Future perspectives for MASLD in Egypt

Future directions should prioritize the integration of MASLD into Egypt’s national non-communicable disease agenda. A comprehensive national strategy is urgently needed one that incorporates population-level screening for high-risk groups, standardized non-invasive diagnostic pathways, and evidence-based, locally adapted clinical guidelines. Efforts must also be directed toward strengthening provider education, expanding public health campaigns to reduce stigma and promote lifestyle change, and investing in accessible diagnostic and therapeutic infrastructure beyond tertiary care settings.

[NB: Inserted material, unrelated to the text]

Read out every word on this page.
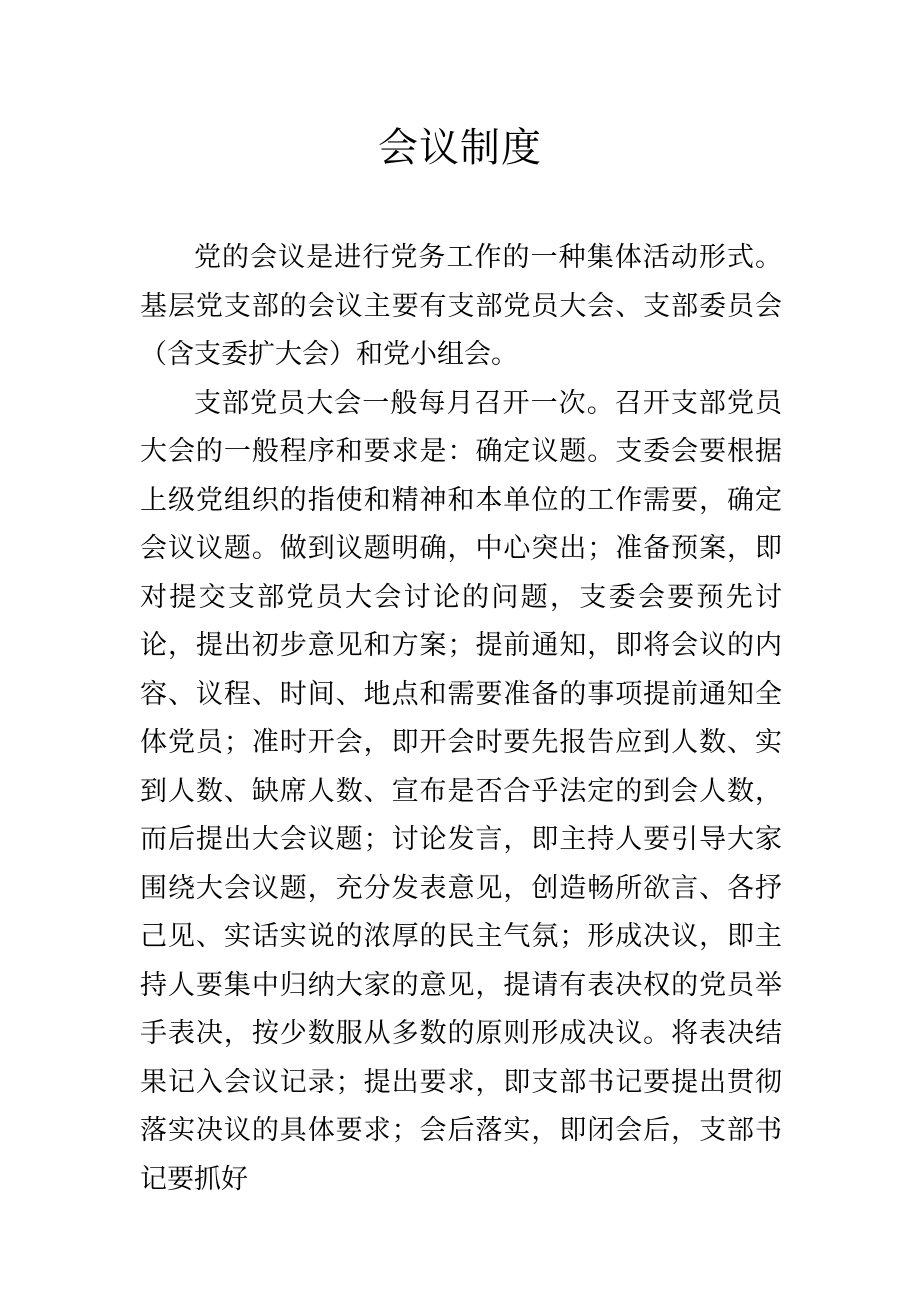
会议制度

党的会议是进行党务工作的一种集体活动形式。基层党支部的会议主要有支部党员大会、支部委员会（含支委扩大会）和党小组会。

支部党员大会一般每月召开一次。召开支部党员大会的一般程序和要求是：确定议题。支委会要根据上级党组织的指使和精神和本单位的工作需要，确定会议议题。做到议题明确，中心突出；准备预案，即对提交支部党员大会讨论的问题，支委会要预先讨论，提出初步意见和方案；提前通知，即将会议的内容、议程、时间、地点和需要准备的事项提前通知全体党员；准时开会，即开会时要先报告应到人数、实到人数、缺席人数、宣布是否合乎法定的到会人数，而后提出大会议题；讨论发言，即主持人要引导大家围绕大会议题，充分发表意见，创造畅所欲言、各抒己见、实话实说的浓厚的民主气氛；形成决议，即主持人要集中归纳大家的意见，提请有表决权的党员举手表决，按少数服从多数的原则形成决议。将表决结果记入会议记录；提出要求，即支部书记要提出贯彻落实决议的具体要求；会后落实，即闭会后，支部书记要抓好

Research priorities should include longitudinal cohort studies to better characterize MASLD progression in the Egyptian population, genome-wide studies to elucidate ethnic and genetic determinants, and implementation science to evaluate the effectiveness of policy interventions. Egypt’s successful model of HCV elimination demonstrates that with political will, multisectoral collaboration, and a clear roadmap, scalable and impactful liver health strategies are achievable. MASLD now demands similar attention, before its silent epidemic translates into a national crisis of liver failure, HCC, and increasing healthcare costs.

CONCLUSION

MASLD represents an urgent yet underrecognized public health challenge in Egypt. With one of the highest national burdens in the MENA region, Egypt faces a convergence of risk factors including obesity, diabetes, sedentary lifestyles, and nutritional transitions that have amplified the prevalence and clinical impact of MASLD. The legacy of chronic HCV, widespread micronutrient deficiencies, and socioeconomic disparities further complicate the pathophysiological landscape. Despite increasing global attention, awareness of MASLD among both healthcare providers and the public remains limited, and diagnostic and treatment strategies are often fragmented, inaccessible, or inconsistently applied.